Dünyanın bütün malı mülkü onundur.
Bunları istediği gibi kullanmak ona helal, yoksul oldukları halde başkalarına haramdır.

Dünya malı Çelebi Hüsameddin’e zarar vermez, zira “ Helal ve hayırlı mal, Salih (Dinin emrettiğini yapan) bir kişiye ne de yakışır!

Dünya malı Tanrı’dan haberi olmayanlar için günah, onun için ise kol ve kanattır.
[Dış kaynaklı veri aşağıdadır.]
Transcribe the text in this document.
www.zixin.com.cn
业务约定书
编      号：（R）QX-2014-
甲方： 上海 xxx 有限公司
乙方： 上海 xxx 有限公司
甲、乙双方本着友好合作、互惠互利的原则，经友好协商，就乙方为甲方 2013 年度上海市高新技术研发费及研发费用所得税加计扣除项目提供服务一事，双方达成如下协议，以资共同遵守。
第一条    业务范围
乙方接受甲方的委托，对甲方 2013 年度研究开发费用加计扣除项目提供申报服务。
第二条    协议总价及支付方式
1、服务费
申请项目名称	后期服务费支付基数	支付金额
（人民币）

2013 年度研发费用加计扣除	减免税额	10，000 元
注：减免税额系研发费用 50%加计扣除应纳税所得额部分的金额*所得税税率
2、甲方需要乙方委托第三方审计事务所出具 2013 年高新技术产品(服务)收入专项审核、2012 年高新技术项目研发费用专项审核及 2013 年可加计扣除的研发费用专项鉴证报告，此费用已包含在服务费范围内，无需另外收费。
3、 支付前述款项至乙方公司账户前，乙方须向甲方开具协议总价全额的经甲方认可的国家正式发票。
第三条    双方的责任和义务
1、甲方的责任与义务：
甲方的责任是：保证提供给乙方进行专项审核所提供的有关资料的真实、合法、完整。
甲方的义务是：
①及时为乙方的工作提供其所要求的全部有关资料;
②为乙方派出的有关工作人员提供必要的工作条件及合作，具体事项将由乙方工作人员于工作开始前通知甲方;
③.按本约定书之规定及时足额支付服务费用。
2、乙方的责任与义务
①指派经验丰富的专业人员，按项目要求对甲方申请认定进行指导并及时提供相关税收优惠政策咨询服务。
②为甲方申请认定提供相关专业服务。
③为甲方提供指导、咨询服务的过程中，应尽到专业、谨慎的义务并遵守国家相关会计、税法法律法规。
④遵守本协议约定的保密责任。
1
Helva doktora ziyan vermez, fakat hastaya ziyan verir.

ŞİİR:
“Veli zehir yese, ona bal olur,
Talip (İsteklisi) yese kalbi kararır.

Olgun bir kişi, toprağı tutsa altın olur.
Olgun olmayan kişi tutsa kül olur.

Çelebi Hazretleri, bu paranın bin dirhemini Sultan Veled’e, bin dirhemini Kira Hatuna (Mevlana’nın hanımı), beş yüz diremini Emir Âlim Çelebi’ye verdi ve geri kalanı da müritlere teslim etti.
Guyendeler (Çalgı çalan, güzel seslilere) de pay aldı.


                                         ***
ARİFLERİN MENKIBELERİ Şark İslam Klasikleri 29
Ahmet Eflaki, M.E B. YAYINLARI 489
                                      ***

Neler öğrendik:
1.    Allah korkusu olana güvenileceğini öğrendik.
2.    Veli yanlış yapsa bile bir şekilde faydaya dönüştüğünü öğrendik.
3.    Bir şeyin isteklisi olanın istediği şeyin faydalı olacağını sandığını, vereceği zararı göremeyeceğinden hataya düşeceğini öğrendik.
4.    Tanrının yarattığına rızkını vereceğini unutmamamız, telaşlanmamız gerektiğini öğrendik.


İşte böyle yaren,

Bir şeyi çok istersen:
Gözün başka şeyleri göremeyeceğinden hataya düşersin.
Sakinliğini kaybedersin.
Nefsin kurallara göre davranmaktan vaz geçirir.
Korkun olduğundan daha büyük tesir etmeye başlar.
Elde etmekten korkunç zevk alacağına inanırsın.

Hâlbuki Tanrı sana hisse ayırmışsa onun bir şekilde nasip olup geleceğini bilenler istemezler.
Olgunluğa ulaşmış olanlar isteği de istemezler.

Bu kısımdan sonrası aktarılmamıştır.